The strength of this qualitative research lies in the information power, which was enhanced through the high quality of the in-depth interviews, and characteristics of study participants being highly specific for the study purpose. 48 A further strength was the inclusion of dyadic interviews, which helped to generate particularly relevant insights from the recipients of family care. Dyadic interviews facilitated resident participation when the family member functioned as a communication partner or a source of support when the interview elicited strong emotions. 35 A study limitation was the inclusion of participants who were willing and able to be interviewed. With this self-selection, particularly of family and resident participants, the full spectrum of family experiences of involvement in care was not elucidated. To this point, HCP accounts suggested that there are family members who are only minimally involved, if at all, in resident care. Characteristic of qualitative research, our findings provide insights about what family involvement in the care of a person with CCI in long-term care entails that might be relevant to other care environments, such as long-term acute care hospitals and rehabilitation facilities, but we do not claim that they are generalizable. Study participants were all from one facility designed to provide specialized care in a publicly funded healthcare system, which might differ from other care contexts.

Conclusion

In this qualitative study, family member involvement in the care of a person with CCI in long-term care was complex and multifaceted. Family members commonly reoriented their life, assumed responsibility for meaningful activities and management of practical matters, and advocated for and contributed to medical care. Strategies to address unmet family needs specific to the roles and responsibilities that family assume remain unknown but could potentially enhance the ability of family to be meaningfully involved in the resident's life as well as improve family outcomes.

Footnotes

Contributorship: AFH, SC and GH conceptualized, designed and obtained funding for the research. AFH, SC, LC, JK and GH were involved in protocol development, gaining ethical approval, and patient recruitment. AFH and SC completed data collection. AFH and MK completed data analysis and wrote the first draft of the manuscript. All authors reviewed and edited the manuscript and approved the final version of the manuscript.
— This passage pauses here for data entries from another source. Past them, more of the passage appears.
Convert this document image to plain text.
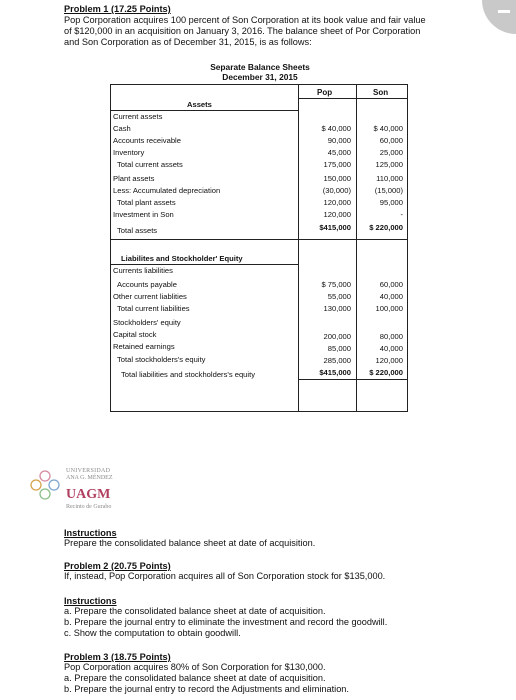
Problem 1 (17.25 Points)
Pop Corporation acquires 100 percent of Son Corporation at its book value and fair value
of $120,000 in an acquisition on January 3, 2016. The balance sheet of Por Corporation
and Son Corporation as of December 31, 2015, is as follows:
Separate Balance Sheets
December 31, 2015
Pop	Son
Assets
Current assets
Cash	$ 40,000	$ 40,000
Accounts receivable	90,000	60,000
Inventory	45,000	25,000
Total current assets	175,000	125,000
Plant assets	150,000	110,000
Less: Accumulated depreciation	(30,000)	(15,000)
Total plant assets	120,000	95,000
Investment in Son	120,000	-
Total assets	$415,000	$ 220,000
Liabilites and Stockholder' Equity
Currents liabilities
Accounts payable	$ 75,000	60,000
Other current liablities	55,000	40,000
Total current liabilities	130,000	100,000
Stockholders' equity
Capital stock	200,000	80,000
Retained earnings	85,000	40,000
Total stockholders's equity	285,000	120,000
Total liabilities and stockholders's equity	$415,000	$ 220,000
UNIVERSIDAD
ANA G. MÉNDEZ
UAGM
Recinto de Gurabo
Instructions
Prepare the consolidated balance sheet at date of acquisition.
Problem 2 (20.75 Points)
If, instead, Pop Corporation acquires all of Son Corporation stock for $135,000.
Instructions
a. Prepare the consolidated balance sheet at date of acquisition.
b. Prepare the journal entry to eliminate the investment and record the goodwill.
c. Show the computation to obtain goodwill.
Problem 3 (18.75 Points)
Pop Corporation acquires 80% of Son Corporation for $130,000.
a. Prepare the consolidated balance sheet at date of acquisition.
b. Prepare the journal entry to record the Adjustments and elimination.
The author(s) declared no potential conflicts of interest with respect to the research, authorship, and/or publication of this article.

Funding: The author(s) disclosed receipt of the following financial support for the research, authorship, and/or publication of this article: This work was supported by the Michael Smith Health Research BC (BC Nursing Research Initiative - Practice-Based Nursing Research Program Award #17528). A.F. Howard holds a Michael Smith Health Research BC Scholar Award.

Ethical approval: Approval for this research was granted by the University of British Columbia and Fraser Health Ethics Board.

Informed Consent: Written informed consent was obtained from the participants for their anonymized information to be published in research manuscripts. Recorded verbal consent was obtained from the participants who were unable to write owing to their physical restrictions.

Trial registration: Not applicable, because this article does not contain any clinical trials.